An employee like Jane is likely to admit that medical marijuana is illegal under the Controlled Substances Act. However, Jane is likely to argue that her medical marijuana use falls under the "drug taken under supervision by a licensed health care professional" exception because she possesses authorization from a physician. However, the Ninth Circuit Court of Appeals held in James v. City of Costa Mesa that the exception to the exclusion for illegal drug use requires that the drug use both be "under supervision" and "be authorized by . . . Federal law." 700 F.3d 394, 398 (9th Cir. 2012). The court reasoned that the plaintiffs' interpretation of the exception for "use of a drug taken under supervision by a licensed health care professional" would permit a doctor to authorize the use of any controlled substance – including heroin or methamphetamine – allowing an individual to evade the ADA's illegal drug exclusion. Further, the court in Barber v. Gonzales rejected the argument that use taken under medical supervision is a separate and distinct exception. No. CV-05-0173-EFS, 2005 WL 1607189 (Wash. July 1, 2005). It is unlikely Jane would be successful in her claims under the ADA and IHRA despite taking medical marijuana under the supervision of a physician. What about Jane's unemployment claim?

Unemployment Benefits

Illinois unemployment benefits law provides that a former employee terminated for misconduct in connection with work is ineligible to collect unemployment benefits. 820 ILCS 405/602(A).Misconduct is defined as the "deliberate and willful violation of a reasonable rule or policy of the employing unit, governing the individual's behavior in performance of his work, provided such violation has harmed the employing unit or other employees or has been repeated by the individual despite a warning or other explicit instruction from the employing unit." Id. In Illinois, failing to pass drug tests on two occasions, despite a warning, constitutes misconduct whether there are safety considerations or not. Robinson v. Dept. of Employments Security,, 264 Ill. App. 3d 659, 637 N.E.2d 631 (1st Dist. 1994). Alcohol or drug use either on the job or such that the employee is impaired at work constitutes misconduct. Jackson v. Board of Review of the Dept. of Labor, 105 Ill. 2d 501, 475 N.E.2d 879 (1985). Drug or alcohol use that neither occurs on the job nor affects one's work constitutes misconduct if a urine or blood test taken at work reveals trace amounts of the drugs and the presence of drugs violates an employer rule. McAllister v. Board of Review of the Dept. of Employment Security, 263 Ill. App. 3d 207, 635 N.E.2d 596 (1st Dist. 1994). An employee like Jane would be ineligible to collect unemployment benefits despite her authorization to use medical marijuana under state law if she fails a drug test and is terminated under her employer's zero tolerance drug policy. Similarly, John, who also failed his drug test, would be ineligible for claiming unemployment benefits.

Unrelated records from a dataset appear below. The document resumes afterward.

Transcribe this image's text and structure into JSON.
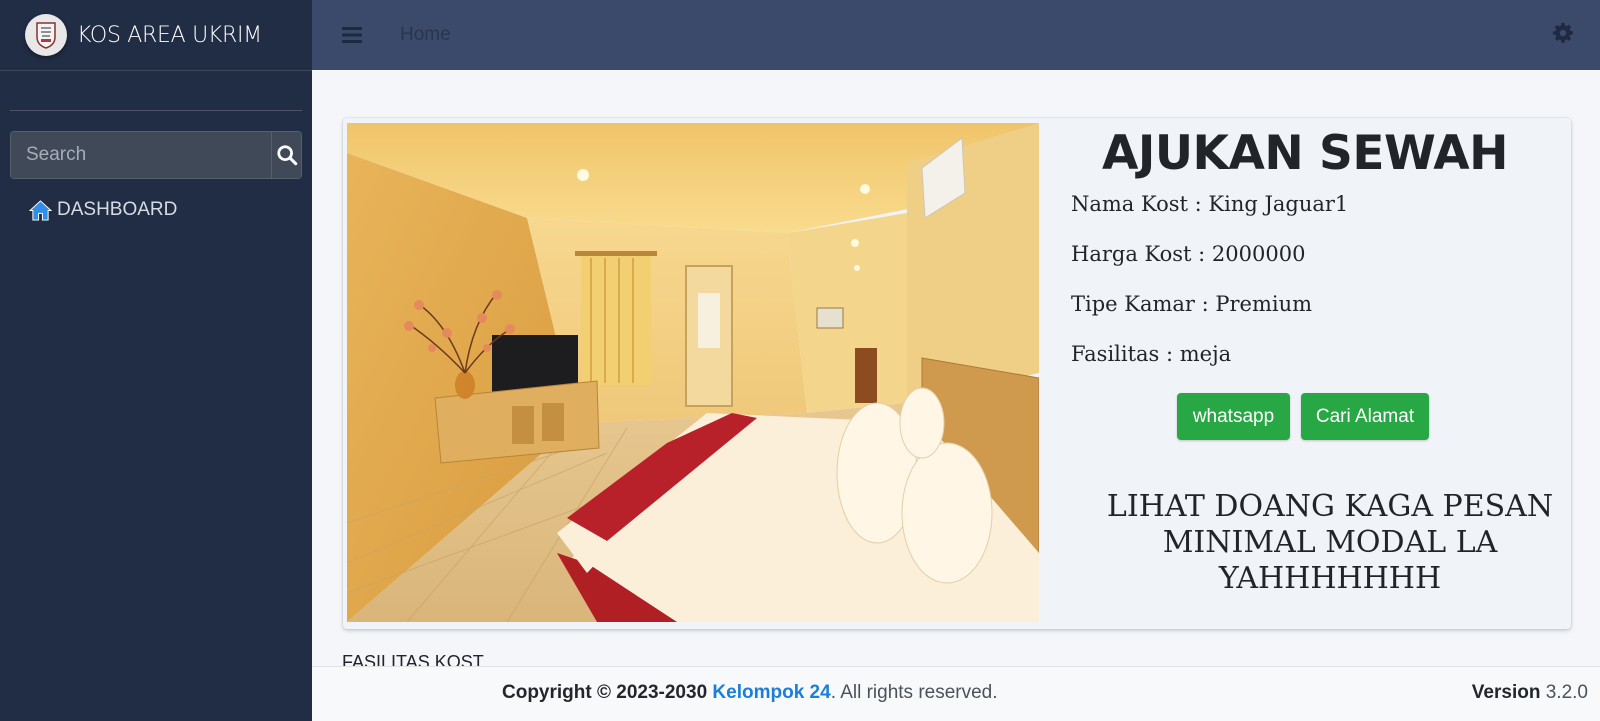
{
  "brand": {
    "name": "KOS AREA UKRIM"
  },
  "sidebar": {
    "search_placeholder": "Search",
    "items": [
      {
        "label": "DASHBOARD",
        "icon": "home-icon"
      }
    ]
  },
  "navbar": {
    "home_label": "Home"
  },
  "room": {
    "title": "AJUKAN SEWAH",
    "nama": "Nama Kost : King Jaguar1",
    "harga": "Harga Kost : 2000000",
    "tipe": "Tipe Kamar : Premium",
    "fasilitas": "Fasilitas : meja",
    "whatsapp_label": "whatsapp",
    "alamat_label": "Cari Alamat",
    "promo_line1": "LIHAT DOANG KAGA PESAN",
    "promo_line2": "MINIMAL MODAL LA",
    "promo_line3": "YAHHHHHHH"
  },
  "section": {
    "fasilitas_heading": "FASILITAS KOST"
  },
  "footer": {
    "copyright_prefix": "Copyright © 2023-2030 ",
    "team": "Kelompok 24",
    "suffix": ". All rights reserved.",
    "version_label": "Version",
    "version_value": "3.2.0"
  },
  "colors": {
    "sidebar_bg": "#212c45",
    "navbar_bg": "#3b4a6b",
    "button_green": "#28a745",
    "link_blue": "#1a7fd8"
  }
}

As with any new law, amendments to the Act and changes to other associated laws, like the IHRA, will develop over the next few years. As applicants for dispensaries and cultivation centers flock to Springfield, Illinois companies should use the remaining months before the first applications are approved to review their drug testing policies. It is critical that all company handbooks and drug testing policies conform to the Compassionate Use of Medical Cannabis Pilot Program Act. In addition, it is an opportune time to revisit your drug-free workplace policies with all employees and consider additional training for your management and human resource personnel.